While the economic world and media are focused on the European mayhem, no one is looking at an oozing-with-confidence Asia.
While everyone is agonising and - it has to be said - speculating over the burning question of the future of the European Union, the resolution to Greece's debt crisis or even Berlusconi's fight with the Italian parliament...well, we know how that one ended this week. Arrivederci Silvio! Simultaneously, though, 120 high-energy, high-powered individuals on the other side of the world were working to change and, I believe, save the economy. While politicians endlessly debated the best course of action for solving the European and world disarray, 120 individuals stood up and started on it.
The fourth World Entrepreneurship Forum ended last Saturday in Singapore. Designed to discover what is needed to re-kindle, empower and sustain entrepreneurial spirits across the globe, it is a completely unique event.

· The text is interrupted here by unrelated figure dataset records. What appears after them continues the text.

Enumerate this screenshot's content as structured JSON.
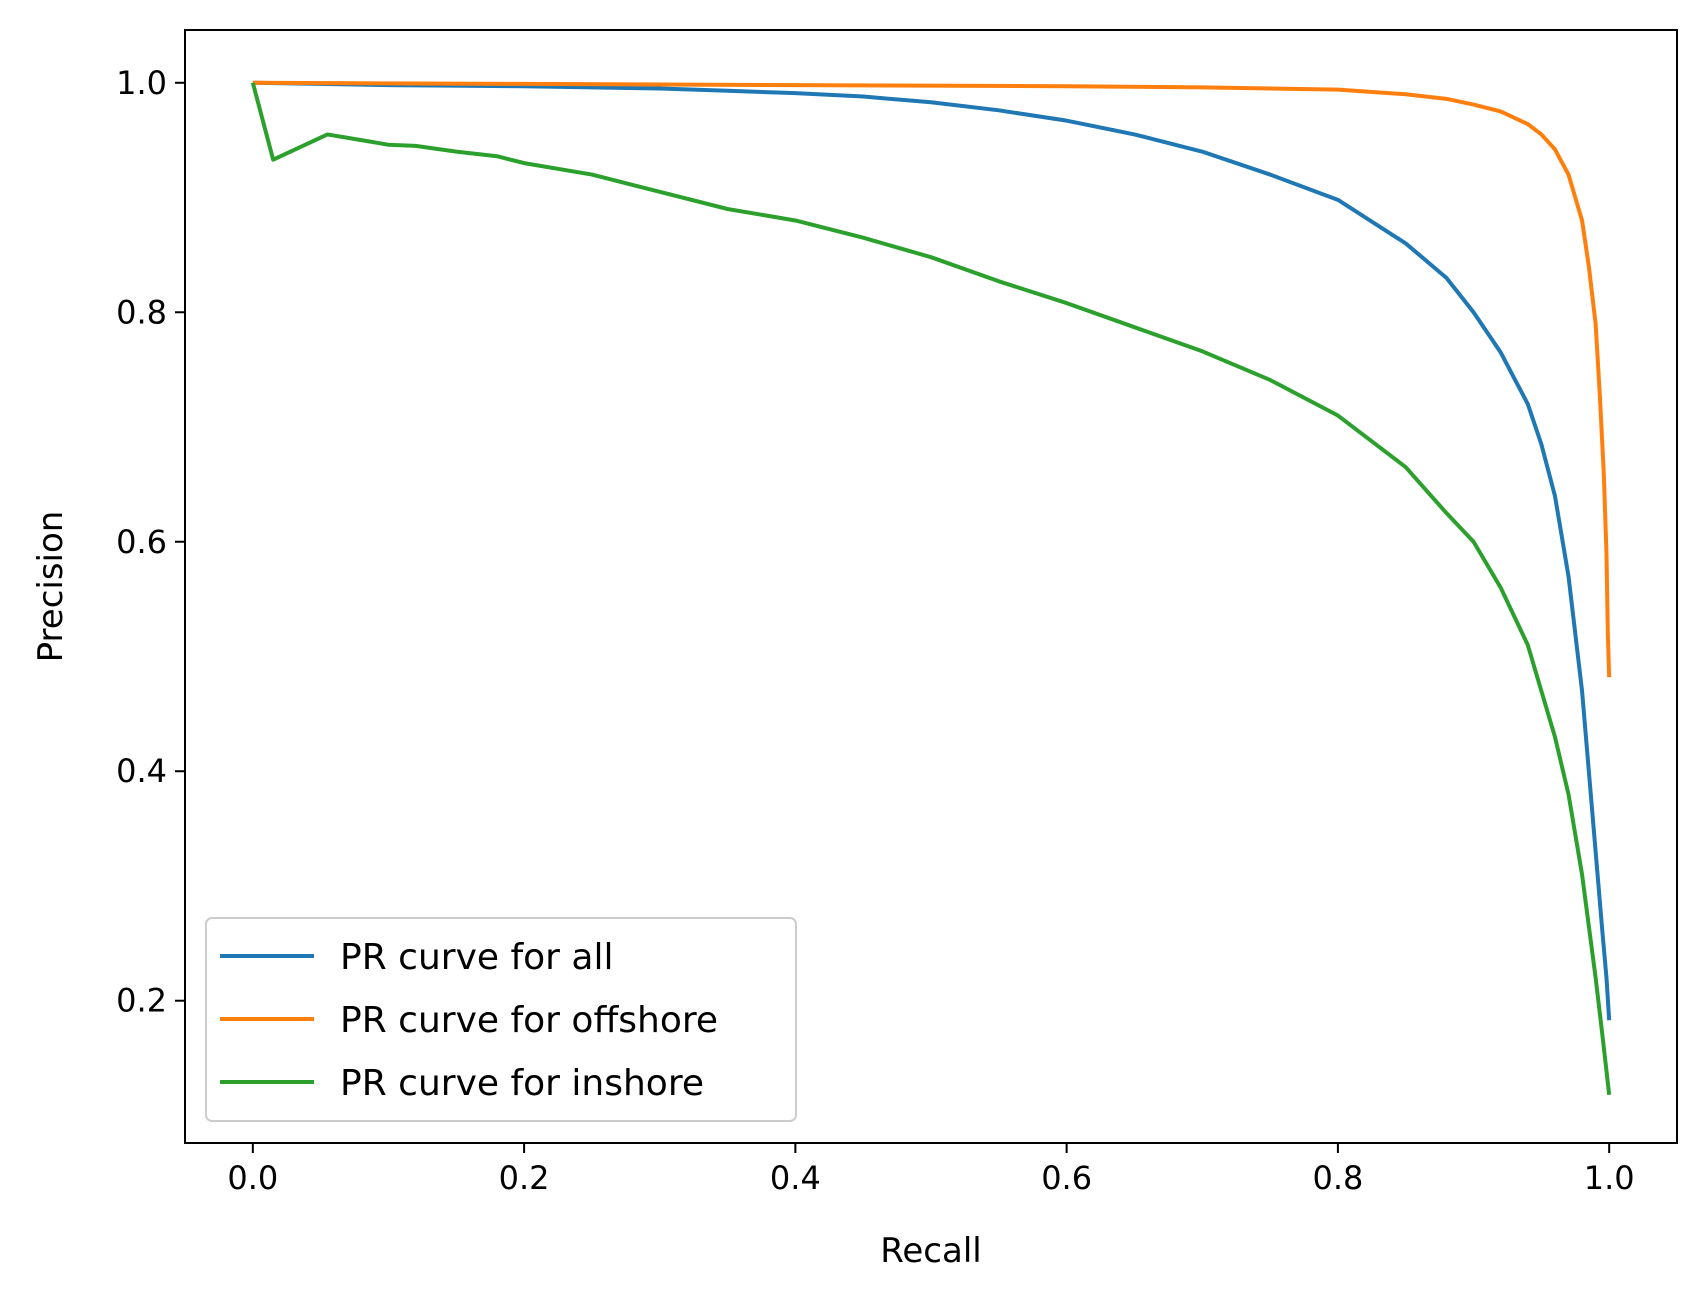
{
  "chart_data": {
    "type": "line",
    "title": "",
    "xlabel": "Recall",
    "ylabel": "Precision",
    "xlim": [
      -0.05,
      1.05
    ],
    "ylim": [
      0.076,
      1.046
    ],
    "x_ticks": [
      0.0,
      0.2,
      0.4,
      0.6,
      0.8,
      1.0
    ],
    "x_tick_labels": [
      "0.0",
      "0.2",
      "0.4",
      "0.6",
      "0.8",
      "1.0"
    ],
    "y_ticks": [
      0.2,
      0.4,
      0.6,
      0.8,
      1.0
    ],
    "y_tick_labels": [
      "0.2",
      "0.4",
      "0.6",
      "0.8",
      "1.0"
    ],
    "grid": false,
    "legend_position": "lower-left",
    "series": [
      {
        "name": "PR curve for all",
        "color": "#1f77b4",
        "x": [
          0.0,
          0.05,
          0.1,
          0.2,
          0.3,
          0.35,
          0.4,
          0.45,
          0.5,
          0.55,
          0.6,
          0.65,
          0.7,
          0.75,
          0.8,
          0.85,
          0.88,
          0.9,
          0.92,
          0.94,
          0.95,
          0.96,
          0.97,
          0.98,
          0.985,
          0.99,
          0.995,
          0.998,
          1.0
        ],
        "y": [
          1.0,
          0.999,
          0.998,
          0.997,
          0.995,
          0.993,
          0.991,
          0.988,
          0.983,
          0.976,
          0.967,
          0.955,
          0.94,
          0.92,
          0.898,
          0.86,
          0.83,
          0.8,
          0.765,
          0.72,
          0.685,
          0.64,
          0.57,
          0.47,
          0.4,
          0.33,
          0.26,
          0.22,
          0.183
        ]
      },
      {
        "name": "PR curve for offshore",
        "color": "#ff7f0e",
        "x": [
          0.0,
          0.2,
          0.4,
          0.6,
          0.7,
          0.8,
          0.85,
          0.88,
          0.9,
          0.92,
          0.94,
          0.95,
          0.96,
          0.97,
          0.98,
          0.985,
          0.99,
          0.993,
          0.996,
          0.998,
          0.999,
          1.0
        ],
        "y": [
          1.0,
          0.999,
          0.998,
          0.997,
          0.996,
          0.994,
          0.99,
          0.986,
          0.981,
          0.975,
          0.964,
          0.955,
          0.942,
          0.92,
          0.88,
          0.84,
          0.79,
          0.73,
          0.66,
          0.59,
          0.52,
          0.482
        ]
      },
      {
        "name": "PR curve for inshore",
        "color": "#2ca02c",
        "x": [
          0.0,
          0.015,
          0.055,
          0.08,
          0.1,
          0.12,
          0.15,
          0.18,
          0.2,
          0.25,
          0.3,
          0.35,
          0.4,
          0.45,
          0.5,
          0.55,
          0.6,
          0.65,
          0.7,
          0.75,
          0.8,
          0.85,
          0.88,
          0.9,
          0.92,
          0.94,
          0.95,
          0.96,
          0.97,
          0.98,
          0.99,
          0.995,
          1.0
        ],
        "y": [
          1.0,
          0.933,
          0.955,
          0.95,
          0.946,
          0.945,
          0.94,
          0.936,
          0.93,
          0.92,
          0.905,
          0.89,
          0.88,
          0.865,
          0.848,
          0.827,
          0.808,
          0.787,
          0.766,
          0.741,
          0.71,
          0.665,
          0.625,
          0.6,
          0.56,
          0.51,
          0.47,
          0.43,
          0.38,
          0.31,
          0.22,
          0.17,
          0.118
        ]
      }
    ]
  }
}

Over three intense days, the Singapore Shangri La Hotel's conference rooms, break rooms and coffee lounges saw an incredible buzz of energy and enthusiasm...far away from the doom and gloom of the European Union.
The corridors were humming with words such as action, commitment, tangibility, global impact, social impact, in stark opposition to the all talk, no action politicians.

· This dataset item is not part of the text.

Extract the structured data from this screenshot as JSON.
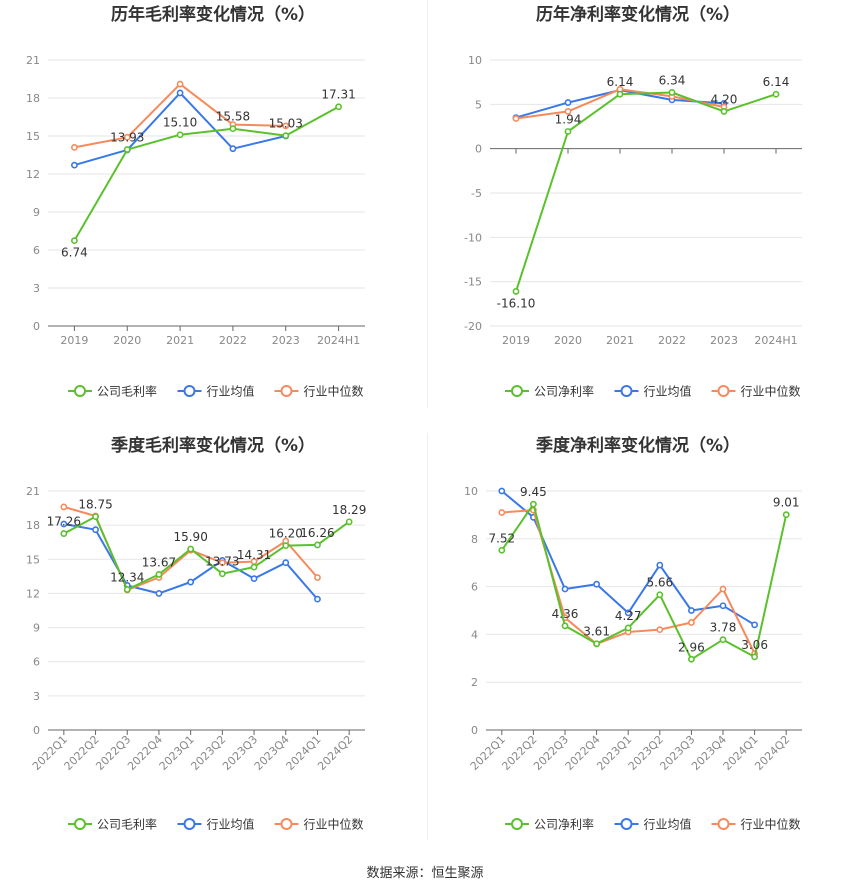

To put it bluntly, for every entrepreneur, three to five jobs are created - the Holy Grail for every economy.
More importantly, every entrepreneur is a new model to inspire youth potentially lost and scared about their futures. Reading Dear Lucy's answer to a distressed mother wondering "how do I help my job seeking daughter" in the 9 November Financial Times, I could not help but think: entrepreneurship is the future.
Yes, there is entrepreneurship rooted in necessity - as practiced by Ning Li, founder of Made.com, the fastest growing on-line private furniture maker. But I also mean entrepreneurship founded on real market opportunities, as highlighted at the Forum by Nigerian entrepreneur Ini Oruk, founder of Thistle Praxis, a consulting company specialised in developing Social Performance & CSR frameworks for African corporations. We will need to consider potential social reforms, or fiscal reform, or even cultural change to make it happen. We'll need to reflect on vocational education, national frontiers and to re-invent ourselves. These were my key takeways from the World Entrepreneurship Forum.

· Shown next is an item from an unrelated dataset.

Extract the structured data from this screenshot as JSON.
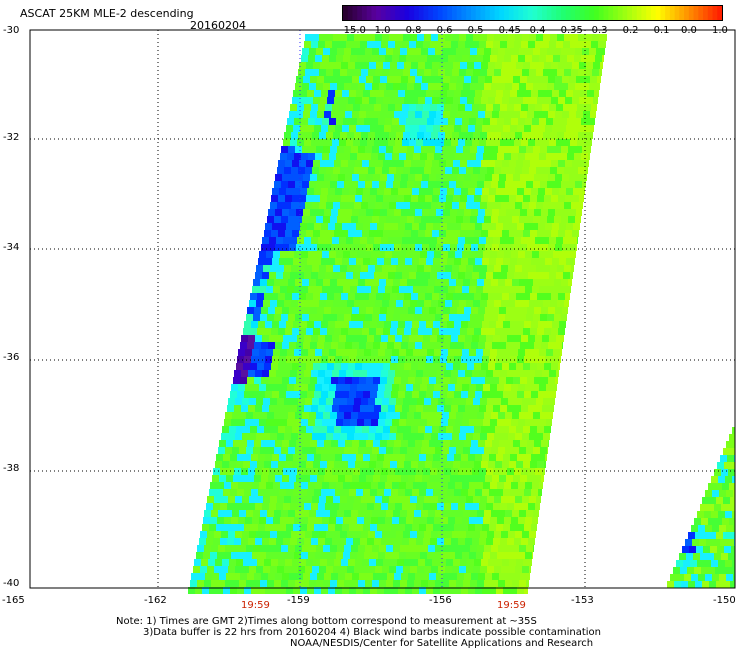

Beyond practical policy and business advice, however, what resonated for me at the Forum was the human element. The sense of a global community learning and sharing with each other. A community committed to acting and working together to achieve a sustainable economy.
What was impressive was the sense of commitment towards the future and future generations, rooted in actions and mutual future commitments.
What was innovative was reconciling wealth with social justice. As Guillaume Gauthereau, founder of Totsy.com, elegantly put it: "It is time to recalibrate richness and build an ethical and balanced society, to pair money and wealth with values and an ability to make this world a better place."
What was inspiring was listening to Geneviève Morand from Rezonance speaking passionately about "receptivity and transmission about building business on networks, value and mutual aid."
I think this is what was truly innovative and enlightening about the Forum. Perhaps the call for change is not about entrepreneurship and action, but is instead more profound.
Maybe the true call for change is to move away from a process and money-oriented world towards a purpose-driven world, one with human values and more social equality. Could entrepreneurship act as a catalyst? A vast question yet to be explored.
As of today, I would like to say thank you to the founders of the World Entrepreneurship Forum - the Ecole de Management de Lyon, KPMG, and Nanyang Technological University, for their courage and their vision. Most importantly, thank you to the 120 individuals that left their own ventures for four days, showed up and made a stand.